The profile of the drinkers - aged 20 on average - may not be typical of those who are likely to buy breathalysers for personal use, they add. Similarly, the researchers did not test the accuracy of the devices for "morning after" scenarios.

Nonetheless, they state: "Our research suggests that at least some personal breathalysers available for sale to the public are not always sufficiently sensitive to test safety to drive after drinking alcohol, where use of inaccurate information from breathalysers, thought to be accurate, could have catastrophic safety implications for drivers."

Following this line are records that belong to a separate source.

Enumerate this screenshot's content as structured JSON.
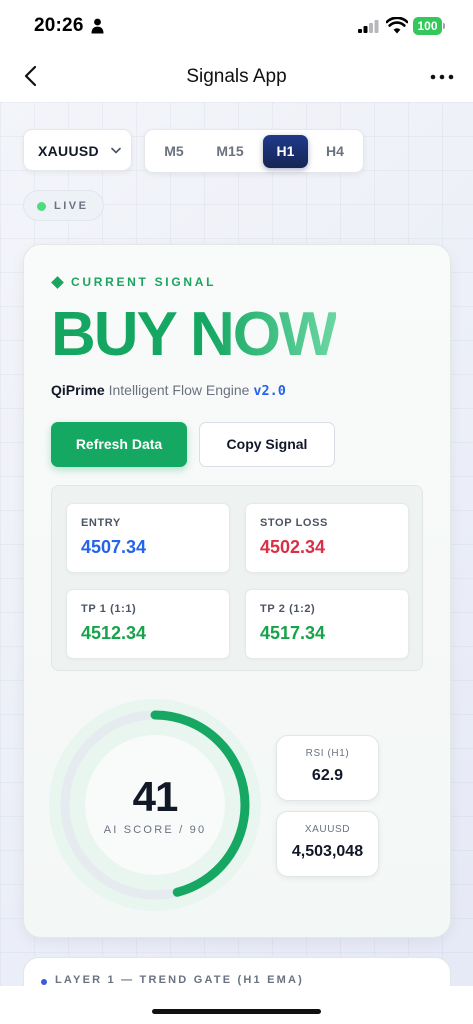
{
  "status_bar": {
    "time": "20:26",
    "battery": "100",
    "battery_color": "#34c759"
  },
  "nav": {
    "title": "Signals App",
    "back_icon": "chevron-left-icon",
    "more_icon": "more-horizontal-icon"
  },
  "controls": {
    "symbol": "XAUUSD",
    "timeframes": [
      "M5",
      "M15",
      "H1",
      "H4"
    ],
    "active_timeframe": "H1",
    "live_label": "LIVE"
  },
  "signal": {
    "eyebrow": "CURRENT SIGNAL",
    "headline": "BUY NOW",
    "engine_brand": "QiPrime",
    "engine_name": "Intelligent Flow Engine",
    "engine_version": "v2.0",
    "refresh_label": "Refresh Data",
    "copy_label": "Copy Signal",
    "accent_color": "#1aa65f"
  },
  "levels": [
    {
      "label": "ENTRY",
      "value": "4507.34",
      "color": "#2563eb"
    },
    {
      "label": "STOP LOSS",
      "value": "4502.34",
      "color": "#dc2f45"
    },
    {
      "label": "TP 1 (1:1)",
      "value": "4512.34",
      "color": "#16a34a"
    },
    {
      "label": "TP 2 (1:2)",
      "value": "4517.34",
      "color": "#16a34a"
    }
  ],
  "score": {
    "value": "41",
    "max": 90,
    "caption": "AI SCORE / 90",
    "progress_fraction": 0.46,
    "ring_color": "#16a863"
  },
  "stats": [
    {
      "label": "RSI (H1)",
      "value": "62.9"
    },
    {
      "label": "XAUUSD",
      "value": "4,503,048"
    }
  ],
  "layer": {
    "title": "LAYER 1 — TREND GATE (H1 EMA)"
  }
}
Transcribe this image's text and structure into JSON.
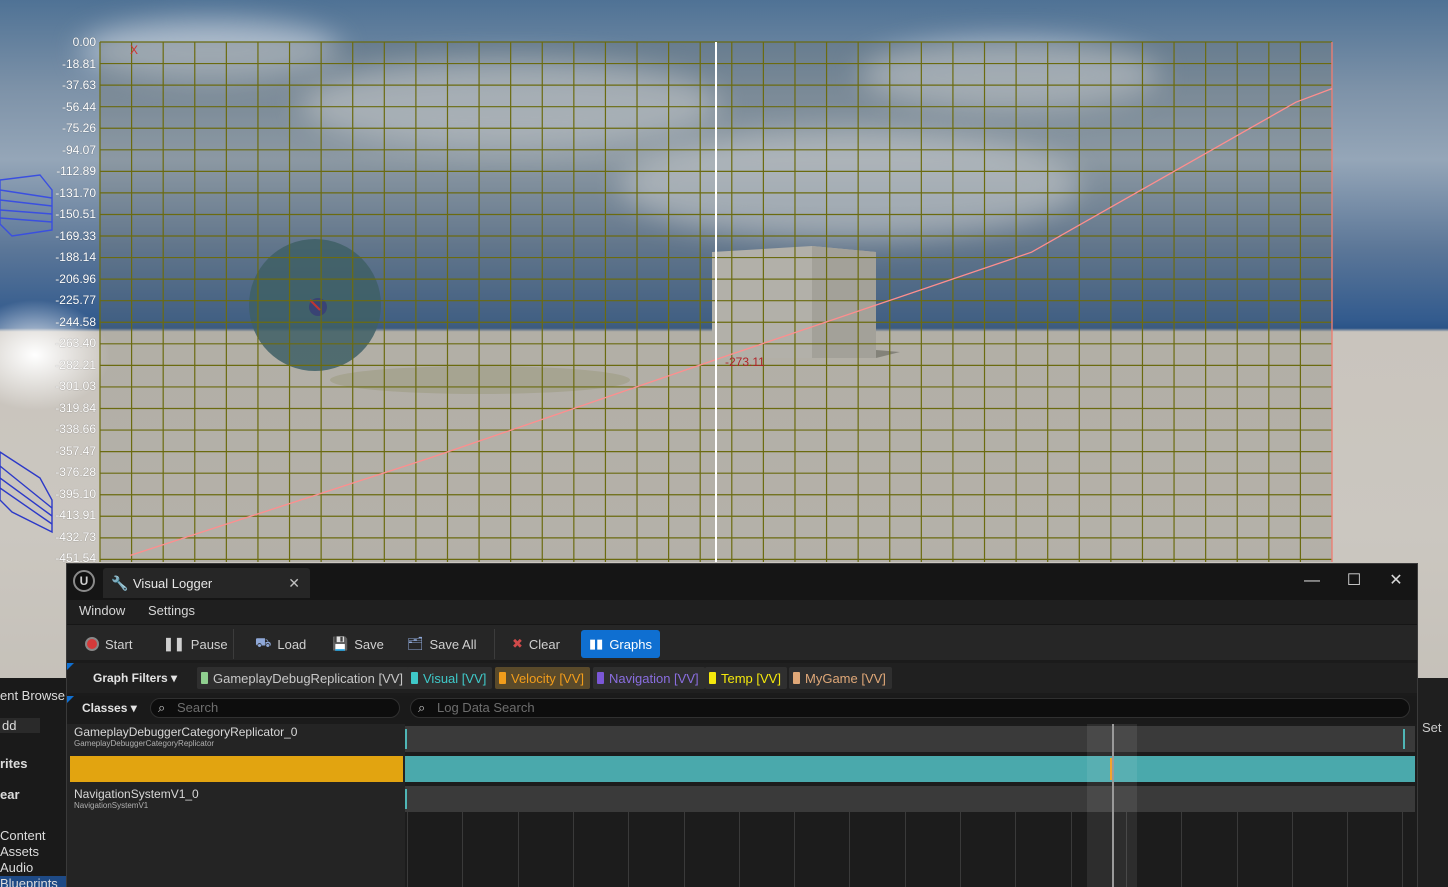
{
  "graph": {
    "x_label": "X",
    "y_ticks": [
      "0.00",
      "-18.81",
      "-37.63",
      "-56.44",
      "-75.26",
      "-94.07",
      "-112.89",
      "-131.70",
      "-150.51",
      "-169.33",
      "-188.14",
      "-206.96",
      "-225.77",
      "-244.58",
      "-263.40",
      "-282.21",
      "-301.03",
      "-319.84",
      "-338.66",
      "-357.47",
      "-376.28",
      "-395.10",
      "-413.91",
      "-432.73",
      "-451.54",
      "-4",
      "-4",
      "-5",
      "-5"
    ],
    "cursor_value": "-273.11",
    "colors": {
      "grid": "#6b6b10",
      "line": "#ff8e8e",
      "cursor": "#ffffff"
    }
  },
  "chart_data": {
    "type": "line",
    "title": "",
    "xlabel": "X",
    "ylabel": "",
    "ylim": [
      -451.54,
      0
    ],
    "series": [
      {
        "x": [
          0.0,
          0.25,
          0.5,
          0.75,
          0.97,
          1.0
        ],
        "y": [
          -452,
          -366,
          -275,
          -185,
          -53,
          -41
        ]
      }
    ],
    "cursor": {
      "x": 0.5,
      "value": -273.11
    },
    "grid": true
  },
  "editor_left": {
    "rows": [
      "ent Browse",
      "dd",
      "rites",
      "ear",
      "Content",
      "Assets",
      "Audio",
      "Blueprints"
    ]
  },
  "editor_right": {
    "label": "Set"
  },
  "window": {
    "tab_title": "Visual Logger",
    "logo": "U",
    "menu": [
      "Window",
      "Settings"
    ]
  },
  "toolbar": [
    {
      "label": "Start",
      "icon": "record-icon"
    },
    {
      "label": "Pause",
      "icon": "pause-icon"
    },
    {
      "label": "Load",
      "icon": "load-icon"
    },
    {
      "label": "Save",
      "icon": "save-icon"
    },
    {
      "label": "Save All",
      "icon": "save-all-icon"
    },
    {
      "label": "Clear",
      "icon": "clear-icon"
    },
    {
      "label": "Graphs",
      "icon": "graphs-icon",
      "active": true
    }
  ],
  "filters": {
    "button": "Graph Filters",
    "chips": [
      {
        "label": "GameplayDebugReplication [VV]",
        "color": "#8fcf8f",
        "text": "#c8c8c8"
      },
      {
        "label": "Visual [VV]",
        "color": "#3fc9c9",
        "text": "#3fc9c9"
      },
      {
        "label": "Velocity [VV]",
        "color": "#f29d1b",
        "text": "#f29d1b"
      },
      {
        "label": "Navigation [VV]",
        "color": "#7b57d6",
        "text": "#8a6ee0"
      },
      {
        "label": "Temp [VV]",
        "color": "#f4e80c",
        "text": "#f4e80c"
      },
      {
        "label": "MyGame [VV]",
        "color": "#e0a878",
        "text": "#e0a878"
      }
    ]
  },
  "search": {
    "classes_button": "Classes",
    "class_placeholder": "Search",
    "log_placeholder": "Log Data Search"
  },
  "classes": [
    {
      "name": "GameplayDebuggerCategoryReplicator_0",
      "sub": "GameplayDebuggerCategoryReplicator",
      "selected": false
    },
    {
      "name": "",
      "sub": "",
      "selected": true
    },
    {
      "name": "NavigationSystemV1_0",
      "sub": "NavigationSystemV1",
      "selected": false
    }
  ]
}
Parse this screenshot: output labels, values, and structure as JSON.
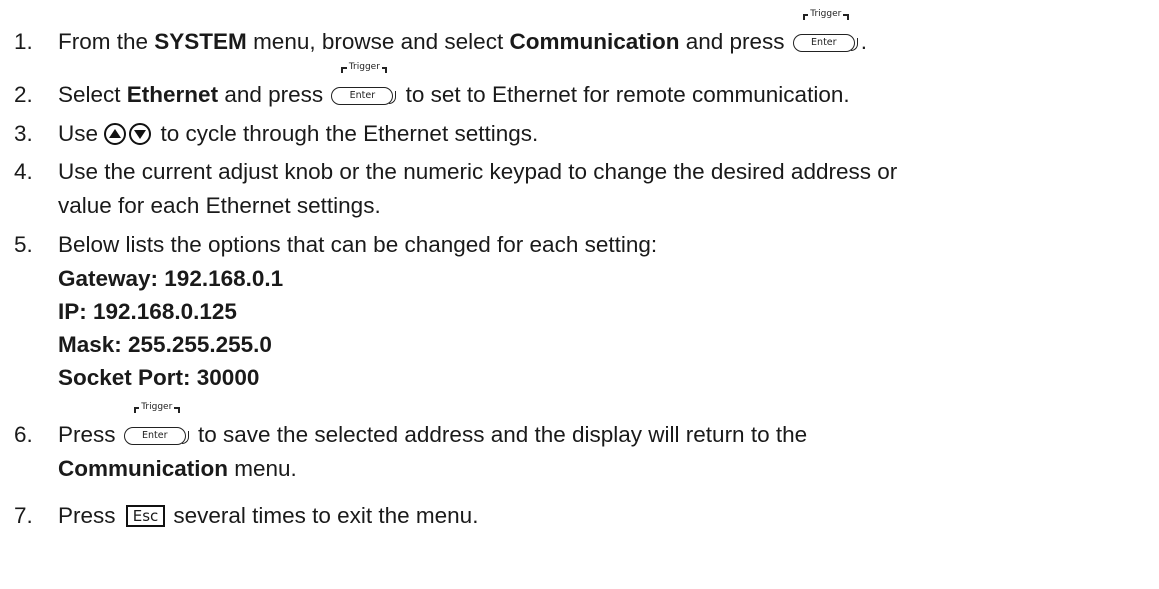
{
  "key_labels": {
    "trigger": "Trigger",
    "enter": "Enter",
    "esc": "Esc"
  },
  "steps": [
    {
      "num": "1.",
      "a": "From the ",
      "b1": "SYSTEM",
      "c": " menu, browse and select ",
      "b2": "Communication",
      "d": " and press ",
      "e": "."
    },
    {
      "num": "2.",
      "a": "Select ",
      "b1": "Ethernet",
      "c": " and press ",
      "d": " to set to Ethernet for remote communication."
    },
    {
      "num": "3.",
      "a": "Use ",
      "b": " to cycle through the Ethernet settings."
    },
    {
      "num": "4.",
      "line1": "Use the current adjust knob or the numeric keypad to change the desired address or",
      "line2": "value for each Ethernet settings."
    },
    {
      "num": "5.",
      "line1": "Below lists the options that can be changed for each setting:",
      "settings": [
        "Gateway:  192.168.0.1",
        "IP: 192.168.0.125",
        "Mask: 255.255.255.0",
        "Socket Port: 30000"
      ]
    },
    {
      "num": "6.",
      "a": "Press ",
      "b": " to save the selected address and the display will return to the",
      "line2": "Communication",
      "line2b": " menu."
    },
    {
      "num": "7.",
      "a": "Press ",
      "b": "several times to exit the menu."
    }
  ]
}
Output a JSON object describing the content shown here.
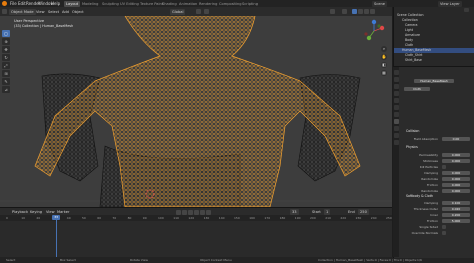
{
  "topbar": {
    "menus": [
      "File",
      "Edit",
      "Render",
      "Window",
      "Help"
    ],
    "workspaces": [
      "Layout",
      "Modeling",
      "Sculpting",
      "UV Editing",
      "Texture Paint",
      "Shading",
      "Animation",
      "Rendering",
      "Compositing",
      "Scripting"
    ],
    "active_workspace": "Layout",
    "scene": "Scene",
    "view_layer": "View Layer"
  },
  "viewport_header": {
    "mode": "Object Mode",
    "menus": [
      "View",
      "Select",
      "Add",
      "Object"
    ],
    "transform": "Global",
    "info_line1": "User Perspective",
    "info_line2": "(33) Collection | Human_BaseMesh"
  },
  "toolbar": {
    "tools": [
      "select-icon",
      "cursor-icon",
      "move-icon",
      "rotate-icon",
      "scale-icon",
      "transform-icon",
      "annotate-icon",
      "measure-icon"
    ]
  },
  "gizmo": {
    "x": "X",
    "y": "Y",
    "z": "Z"
  },
  "timeline": {
    "menus": [
      "Playback",
      "Keying",
      "View",
      "Marker"
    ],
    "current_frame": "33",
    "start_label": "Start",
    "start": "1",
    "end_label": "End",
    "end": "250",
    "ticks": [
      "0",
      "10",
      "20",
      "30",
      "40",
      "50",
      "60",
      "70",
      "80",
      "90",
      "100",
      "110",
      "120",
      "130",
      "140",
      "150",
      "160",
      "170",
      "180",
      "190",
      "200",
      "210",
      "220",
      "230",
      "240",
      "250"
    ]
  },
  "status": {
    "left1": "Select",
    "left2": "Box Select",
    "left3": "Rotate View",
    "left4": "Object Context Menu",
    "right": "Collection | Human_BaseMesh | Verts:0 | Faces:0 | Tris:0 | Objects:1/6"
  },
  "outliner": {
    "rows": [
      {
        "label": "Scene Collection",
        "sel": false
      },
      {
        "label": "Collection",
        "sel": false
      },
      {
        "label": "Camera",
        "sel": false
      },
      {
        "label": "Light",
        "sel": false
      },
      {
        "label": "Armature",
        "sel": false
      },
      {
        "label": "Body",
        "sel": false
      },
      {
        "label": "Cloth",
        "sel": false
      },
      {
        "label": "Human_BaseMesh",
        "sel": true
      },
      {
        "label": "Cloth_Shirt",
        "sel": false
      },
      {
        "label": "Shirt_Base",
        "sel": false
      }
    ]
  },
  "properties": {
    "object_name": "Human_BaseMesh",
    "modifier_name": "Cloth",
    "sections": {
      "collision": "Collision",
      "physics": "Physics",
      "softbody": "Softbody & Cloth"
    },
    "fields": [
      {
        "label": "Field Absorption",
        "value": "0.00"
      },
      {
        "label": "Permeability",
        "value": "0.000"
      },
      {
        "label": "Stickiness",
        "value": "0.000"
      },
      {
        "label": "Kill Particles",
        "value": ""
      },
      {
        "label": "Damping",
        "value": "0.000"
      },
      {
        "label": "Randomize",
        "value": "0.000"
      },
      {
        "label": "Friction",
        "value": "0.000"
      },
      {
        "label": "Randomize",
        "value": "0.000"
      },
      {
        "label": "Damping",
        "value": "0.100"
      },
      {
        "label": "Thickness Outer",
        "value": "0.020"
      },
      {
        "label": "Inner",
        "value": "0.200"
      },
      {
        "label": "Friction",
        "value": "5.000"
      },
      {
        "label": "Single Sided",
        "value": ""
      },
      {
        "label": "Override Normals",
        "value": ""
      }
    ]
  },
  "colors": {
    "accent": "#4772b3",
    "wire_selected": "#f0a030",
    "wire_dark": "#141414",
    "viewport_bg": "#3d3d3d"
  }
}
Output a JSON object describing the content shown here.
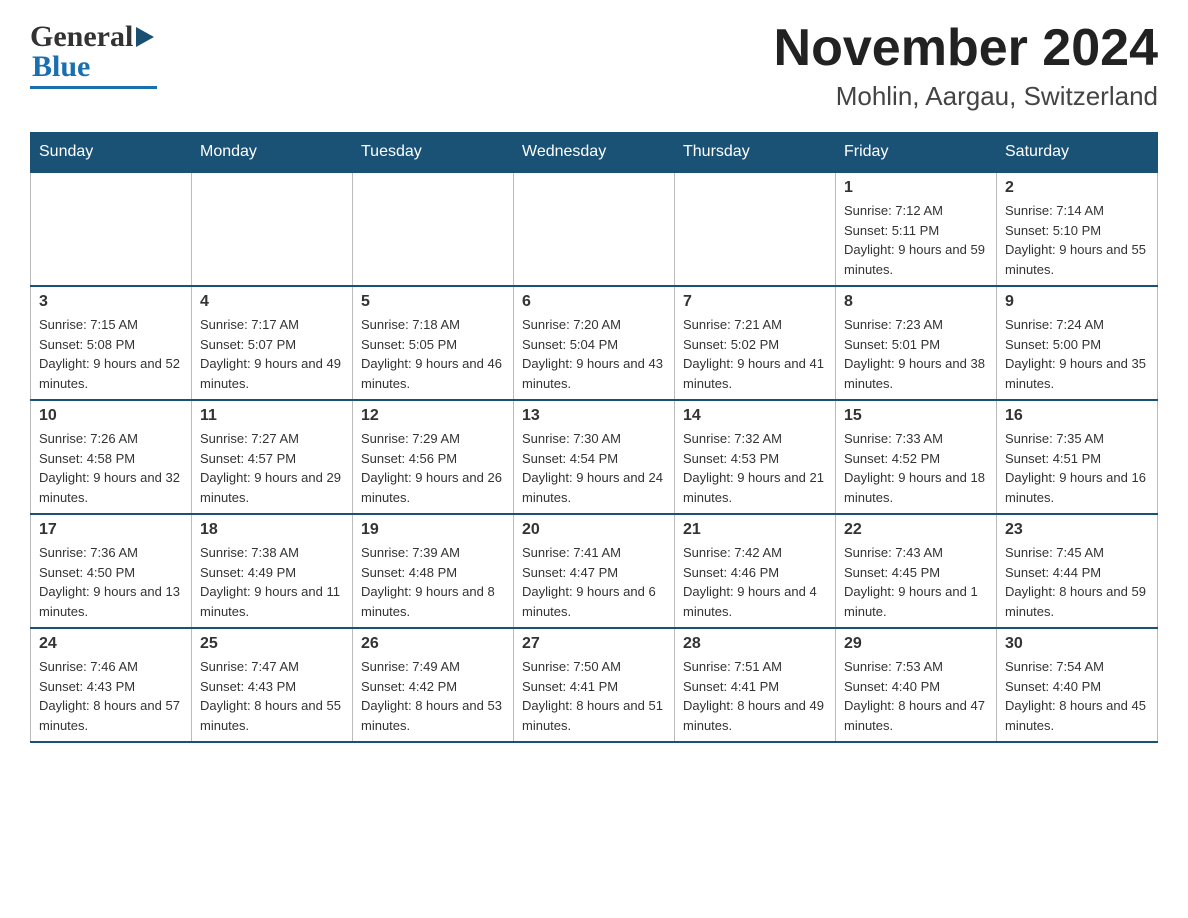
{
  "logo": {
    "general": "General",
    "blue": "Blue",
    "arrow": "▶"
  },
  "header": {
    "title": "November 2024",
    "subtitle": "Mohlin, Aargau, Switzerland"
  },
  "weekdays": [
    "Sunday",
    "Monday",
    "Tuesday",
    "Wednesday",
    "Thursday",
    "Friday",
    "Saturday"
  ],
  "weeks": [
    [
      {
        "day": "",
        "info": ""
      },
      {
        "day": "",
        "info": ""
      },
      {
        "day": "",
        "info": ""
      },
      {
        "day": "",
        "info": ""
      },
      {
        "day": "",
        "info": ""
      },
      {
        "day": "1",
        "info": "Sunrise: 7:12 AM\nSunset: 5:11 PM\nDaylight: 9 hours and 59 minutes."
      },
      {
        "day": "2",
        "info": "Sunrise: 7:14 AM\nSunset: 5:10 PM\nDaylight: 9 hours and 55 minutes."
      }
    ],
    [
      {
        "day": "3",
        "info": "Sunrise: 7:15 AM\nSunset: 5:08 PM\nDaylight: 9 hours and 52 minutes."
      },
      {
        "day": "4",
        "info": "Sunrise: 7:17 AM\nSunset: 5:07 PM\nDaylight: 9 hours and 49 minutes."
      },
      {
        "day": "5",
        "info": "Sunrise: 7:18 AM\nSunset: 5:05 PM\nDaylight: 9 hours and 46 minutes."
      },
      {
        "day": "6",
        "info": "Sunrise: 7:20 AM\nSunset: 5:04 PM\nDaylight: 9 hours and 43 minutes."
      },
      {
        "day": "7",
        "info": "Sunrise: 7:21 AM\nSunset: 5:02 PM\nDaylight: 9 hours and 41 minutes."
      },
      {
        "day": "8",
        "info": "Sunrise: 7:23 AM\nSunset: 5:01 PM\nDaylight: 9 hours and 38 minutes."
      },
      {
        "day": "9",
        "info": "Sunrise: 7:24 AM\nSunset: 5:00 PM\nDaylight: 9 hours and 35 minutes."
      }
    ],
    [
      {
        "day": "10",
        "info": "Sunrise: 7:26 AM\nSunset: 4:58 PM\nDaylight: 9 hours and 32 minutes."
      },
      {
        "day": "11",
        "info": "Sunrise: 7:27 AM\nSunset: 4:57 PM\nDaylight: 9 hours and 29 minutes."
      },
      {
        "day": "12",
        "info": "Sunrise: 7:29 AM\nSunset: 4:56 PM\nDaylight: 9 hours and 26 minutes."
      },
      {
        "day": "13",
        "info": "Sunrise: 7:30 AM\nSunset: 4:54 PM\nDaylight: 9 hours and 24 minutes."
      },
      {
        "day": "14",
        "info": "Sunrise: 7:32 AM\nSunset: 4:53 PM\nDaylight: 9 hours and 21 minutes."
      },
      {
        "day": "15",
        "info": "Sunrise: 7:33 AM\nSunset: 4:52 PM\nDaylight: 9 hours and 18 minutes."
      },
      {
        "day": "16",
        "info": "Sunrise: 7:35 AM\nSunset: 4:51 PM\nDaylight: 9 hours and 16 minutes."
      }
    ],
    [
      {
        "day": "17",
        "info": "Sunrise: 7:36 AM\nSunset: 4:50 PM\nDaylight: 9 hours and 13 minutes."
      },
      {
        "day": "18",
        "info": "Sunrise: 7:38 AM\nSunset: 4:49 PM\nDaylight: 9 hours and 11 minutes."
      },
      {
        "day": "19",
        "info": "Sunrise: 7:39 AM\nSunset: 4:48 PM\nDaylight: 9 hours and 8 minutes."
      },
      {
        "day": "20",
        "info": "Sunrise: 7:41 AM\nSunset: 4:47 PM\nDaylight: 9 hours and 6 minutes."
      },
      {
        "day": "21",
        "info": "Sunrise: 7:42 AM\nSunset: 4:46 PM\nDaylight: 9 hours and 4 minutes."
      },
      {
        "day": "22",
        "info": "Sunrise: 7:43 AM\nSunset: 4:45 PM\nDaylight: 9 hours and 1 minute."
      },
      {
        "day": "23",
        "info": "Sunrise: 7:45 AM\nSunset: 4:44 PM\nDaylight: 8 hours and 59 minutes."
      }
    ],
    [
      {
        "day": "24",
        "info": "Sunrise: 7:46 AM\nSunset: 4:43 PM\nDaylight: 8 hours and 57 minutes."
      },
      {
        "day": "25",
        "info": "Sunrise: 7:47 AM\nSunset: 4:43 PM\nDaylight: 8 hours and 55 minutes."
      },
      {
        "day": "26",
        "info": "Sunrise: 7:49 AM\nSunset: 4:42 PM\nDaylight: 8 hours and 53 minutes."
      },
      {
        "day": "27",
        "info": "Sunrise: 7:50 AM\nSunset: 4:41 PM\nDaylight: 8 hours and 51 minutes."
      },
      {
        "day": "28",
        "info": "Sunrise: 7:51 AM\nSunset: 4:41 PM\nDaylight: 8 hours and 49 minutes."
      },
      {
        "day": "29",
        "info": "Sunrise: 7:53 AM\nSunset: 4:40 PM\nDaylight: 8 hours and 47 minutes."
      },
      {
        "day": "30",
        "info": "Sunrise: 7:54 AM\nSunset: 4:40 PM\nDaylight: 8 hours and 45 minutes."
      }
    ]
  ]
}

They add: "Our research raises worrying questions about the level of scrutiny that medical tests intended for sale to the public undergo in Europe, and raises wider concerns about how diagnostic accuracy, in particular, is evaluated."

Police and the Institute of Advanced Motorists have previously warned drivers not to rely on DIY breathalysers.

Neil Greig, the IAM's director of policy, said he was pleased to see their concerns backed up by science.

He added: "The problem is not just about accuracy, it's that people might use them as a means to drink and drive because they think it's a way round the new limit. But your reading can change later.

"Our fear is that if people have a self-test kit they are more likely to take the risk, when the consistent message has to be 'if you plan to drive, don't drink anything at all'.

"I can see that they are maybe more useful for the morning after, which is a growing issue with the new limit, but even then there is a risk of false readings giving a false sense of security."